Friday, August 6, 2010

Going Through the Liturgical Changes

Recently, I was talking to a priest. When he realized that I am a Catholic writer, he suggested that I write something about the changes in the Liturgy. “It will be hard for the musicians and some of the people. And it will be hard for priests. We’ll probably stumble awhile, as we try to learn the new wording.”

“Oh, Father! You’ll feel just like a convert!” I told him about my year in RCIA. I was just beginning to get it. I knew what was coming next in the Mass and could say it and sing it without too much stumbling, and then I went to a later Mass and the organist was different and she played a different arrangement for the Gloria. Once I adjusted to that, Lent came along. And we lost the Alleluia. And the dreaded sense of being out of my element returned.”

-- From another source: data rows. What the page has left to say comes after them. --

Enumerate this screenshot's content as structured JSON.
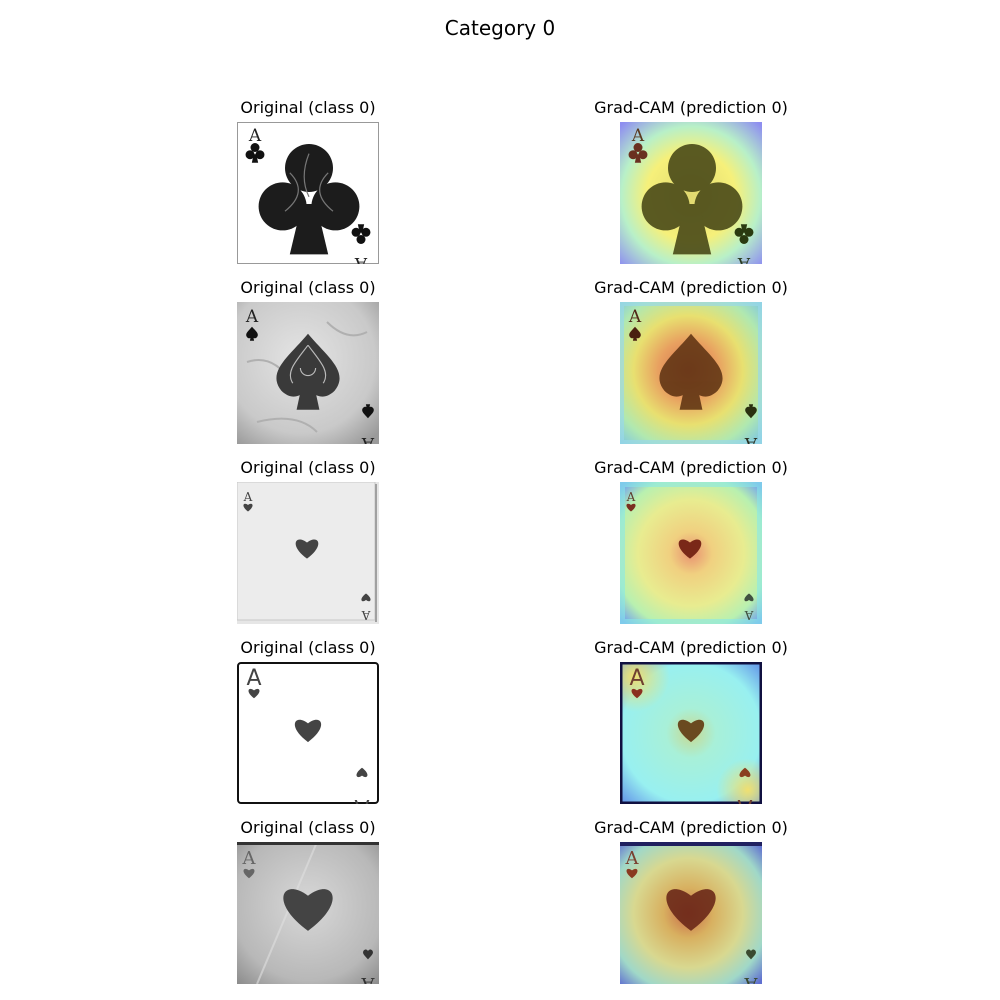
{
  "figure": {
    "title": "Category 0",
    "rows": [
      {
        "original_title": "Original (class 0)",
        "gradcam_title": "Grad-CAM (prediction 0)",
        "card": {
          "rank": "A",
          "suit": "club",
          "style": "ornate-white"
        }
      },
      {
        "original_title": "Original (class 0)",
        "gradcam_title": "Grad-CAM (prediction 0)",
        "card": {
          "rank": "A",
          "suit": "spade",
          "style": "textured-gray"
        }
      },
      {
        "original_title": "Original (class 0)",
        "gradcam_title": "Grad-CAM (prediction 0)",
        "card": {
          "rank": "A",
          "suit": "heart",
          "style": "light-gray"
        }
      },
      {
        "original_title": "Original (class 0)",
        "gradcam_title": "Grad-CAM (prediction 0)",
        "card": {
          "rank": "A",
          "suit": "heart",
          "style": "white-bordered"
        }
      },
      {
        "original_title": "Original (class 0)",
        "gradcam_title": "Grad-CAM (prediction 0)",
        "card": {
          "rank": "A",
          "suit": "heart",
          "style": "dark-gray"
        }
      }
    ]
  },
  "colors": {
    "heatmap_low": "#3a3aff",
    "heatmap_mid": "#7fffd4",
    "heatmap_high_1": "#ffff66",
    "heatmap_high_2": "#e8141e"
  }
}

The church secretary who was sitting near us smiled then. “Maybe that’s not such a bad thing. It might be good for priests to feel like a convert.”


She’s right. We all need to feel like converts every now and then. We need to be shaken up and stirred sometimes. We need a little bit of Lent in our lives.


Change is never easy. And this change will be particularly difficult for many. If you are a priest or a musician, offer it up for a convert who finds the entire Liturgy something of a foreign language. Offer it up for the one who longs to be part of the Church family, but feels like he will never fit in as easily as the cradle Catholic sitting beside him. Offer it up for the one who is trying to learn everything in just a few months of RCIA. Yes, it can be overwhelming. Change is never easy.


But I will let you in on a secret that every convert knows. You will look back on that part of the journey and miss it a little. You will realize that God was there. You knew it. You felt it. You relied on it.


And maybe that is the most essential part of the journey.